Курков снова встряхнул головой, заговорил, не прибавляя тона:
– Интересный разговор у нас получается. Вроде, пожар где. Повторяю, что займ этот – дело хоть и непонятное, но сурьёзное. А в доме кто хозяин? Жена. Вот и должен я с ней посоветоваться.
– Ну, хорошо, – Сундеев достал из кармана галифе блестящие часики, щёлкнул крышкой, – вот сейчас двадцать два часа, а к двадцати трём ждём вас с предложениями.
Сундеев на фронте командовал ротой, и привычка быть точным, как его трофейный хронометр, была известна многим. О своей боевой жизни Дмитрий Ермолаевич вспоминал часто, и даже в разговоре проскальзывало: «моя рота», «в моей роте», если говорил о подшефных колхозах. Сейчас он готов был крикнуть «шагом марш», заметив, что Коля Курок замешкался, цепко впивался взглядом в председателя.
– Можно вопросец, Степан Кузьмич? – Коля тянул руку, как школьник.
– Ну давай, что там у тебя?
– Вопросец один, – снова ухмыльнулся Коля. – А председатель наш подписался?
– А как же, – вместо Бабкина ответил Сундеев, – первым, как и полагается, половину суммы наличными внёс.
– А на сколько, можно узнать?
– На тысячу рублей…
– Для начальника, поди, и маловато, – вздёрнул головой Курок и пошёл к выходу.
– Ну, что, товарищи, – Бабкин обратился к сидевшим правленцам, – дальше по займу пойдём или Куркова ждать будем?
– Давай дальше иди…
По очереди вызывал Бабкин колхозников, и когда дошла очередь до Андрея Глухова, как будто между прочим сказал:
– Хороший работник у нас Глухов, да вот придётся наказывать сегодня…

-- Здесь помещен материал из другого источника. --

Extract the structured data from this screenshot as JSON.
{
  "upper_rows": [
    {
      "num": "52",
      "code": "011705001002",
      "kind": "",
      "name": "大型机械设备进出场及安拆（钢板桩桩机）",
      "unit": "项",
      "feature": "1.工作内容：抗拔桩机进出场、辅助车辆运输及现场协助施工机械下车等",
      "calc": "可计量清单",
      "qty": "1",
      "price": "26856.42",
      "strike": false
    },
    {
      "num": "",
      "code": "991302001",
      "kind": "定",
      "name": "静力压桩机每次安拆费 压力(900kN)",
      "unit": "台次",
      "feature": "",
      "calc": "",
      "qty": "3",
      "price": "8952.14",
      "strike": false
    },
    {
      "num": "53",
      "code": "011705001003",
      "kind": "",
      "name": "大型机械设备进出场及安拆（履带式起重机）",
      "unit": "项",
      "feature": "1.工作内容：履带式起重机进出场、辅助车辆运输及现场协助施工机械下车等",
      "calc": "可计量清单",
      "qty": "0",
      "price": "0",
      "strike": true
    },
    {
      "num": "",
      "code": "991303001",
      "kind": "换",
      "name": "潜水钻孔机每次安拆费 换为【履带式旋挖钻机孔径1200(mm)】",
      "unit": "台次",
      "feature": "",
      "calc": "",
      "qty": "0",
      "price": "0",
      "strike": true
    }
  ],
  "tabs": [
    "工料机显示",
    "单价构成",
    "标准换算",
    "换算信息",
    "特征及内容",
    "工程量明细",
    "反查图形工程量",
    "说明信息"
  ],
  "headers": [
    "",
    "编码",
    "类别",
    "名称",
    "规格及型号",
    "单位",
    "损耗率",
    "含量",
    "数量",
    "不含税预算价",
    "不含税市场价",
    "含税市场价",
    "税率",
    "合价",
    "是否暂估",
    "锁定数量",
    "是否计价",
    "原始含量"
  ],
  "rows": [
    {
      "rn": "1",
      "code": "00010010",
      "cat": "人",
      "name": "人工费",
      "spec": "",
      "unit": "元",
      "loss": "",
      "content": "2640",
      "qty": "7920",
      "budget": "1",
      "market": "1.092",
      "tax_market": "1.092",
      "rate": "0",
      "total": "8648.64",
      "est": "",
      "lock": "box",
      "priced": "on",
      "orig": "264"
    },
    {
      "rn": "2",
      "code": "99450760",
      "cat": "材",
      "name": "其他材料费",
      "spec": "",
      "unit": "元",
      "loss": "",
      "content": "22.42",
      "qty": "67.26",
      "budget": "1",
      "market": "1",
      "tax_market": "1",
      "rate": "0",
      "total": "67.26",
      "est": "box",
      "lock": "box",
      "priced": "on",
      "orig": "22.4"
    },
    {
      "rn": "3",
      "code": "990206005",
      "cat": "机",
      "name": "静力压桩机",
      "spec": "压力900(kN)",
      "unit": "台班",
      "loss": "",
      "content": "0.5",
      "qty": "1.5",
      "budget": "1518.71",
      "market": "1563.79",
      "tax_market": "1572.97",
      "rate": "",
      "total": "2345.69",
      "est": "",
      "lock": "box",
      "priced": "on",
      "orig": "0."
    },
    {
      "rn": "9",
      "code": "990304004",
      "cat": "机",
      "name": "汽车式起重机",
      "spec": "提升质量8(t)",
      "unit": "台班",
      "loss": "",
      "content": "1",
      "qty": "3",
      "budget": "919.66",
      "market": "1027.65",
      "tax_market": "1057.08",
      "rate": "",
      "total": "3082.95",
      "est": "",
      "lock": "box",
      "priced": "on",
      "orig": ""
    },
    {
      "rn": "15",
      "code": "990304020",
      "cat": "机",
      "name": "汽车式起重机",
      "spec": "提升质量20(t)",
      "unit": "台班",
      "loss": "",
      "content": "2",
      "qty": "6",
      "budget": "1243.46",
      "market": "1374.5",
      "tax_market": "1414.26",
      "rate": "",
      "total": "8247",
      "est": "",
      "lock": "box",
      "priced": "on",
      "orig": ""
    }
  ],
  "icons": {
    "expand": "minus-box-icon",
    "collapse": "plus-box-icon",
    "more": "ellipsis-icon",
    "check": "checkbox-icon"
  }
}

– За что? – удивлённо спросил бригадир Филатов.
– Быков в озимые допустил!
– Они сами туда заскочили, вместе с плужком рванули, – сипло сказал Андрей. – Их, быков-то, кормить нужно, а сейчас они голодные, как собаки…
– Но-но, – вскочил конюх Мишка Дегтярёв, – ты говори да не заговаривайся. Весь рацион, что правление определило на весенний сев, всё до грамма животные получают.
– Заткнулся бы об этом, – не сдержался Сергей Яковлевич, – тогда на какие же шиши конюх каждый день зенки заливает? Не фураж ли в Лукавку на самогон отправляет?
– А то клевета! – Мишка Дегтярёв передёрнулся, осмотрел присутствующих неподдельно искренним взглядом. – Ты сам-то почему не пошёл работать на ферму, когда тебе предлагали?
– Мне и в поле неплохо!
– Нет-нет, ты скажи! – наседал Мишка. – Молчишь, да? А сказать бы стоило. Привык ты захребетной жизнью жить, налегке.
– Это я-то налегке? А те, кто в немецком плену отсиживался, тот спину себе сломал?
В самую точку попал Сергей Яковлевич. Как клеймо этот плен для Мишки. А разве он сам туда попал? Разве один там находился? Рассказать – не поверят, какие колонны в сорок втором гнали под Харьковом, будто реки людские по дорогам текли, а там и офицеры шли, и, говорят, даже несколько генералов попало… Выходит, всех их надо клеймить презрением всю жизнь, до последнего вздоха?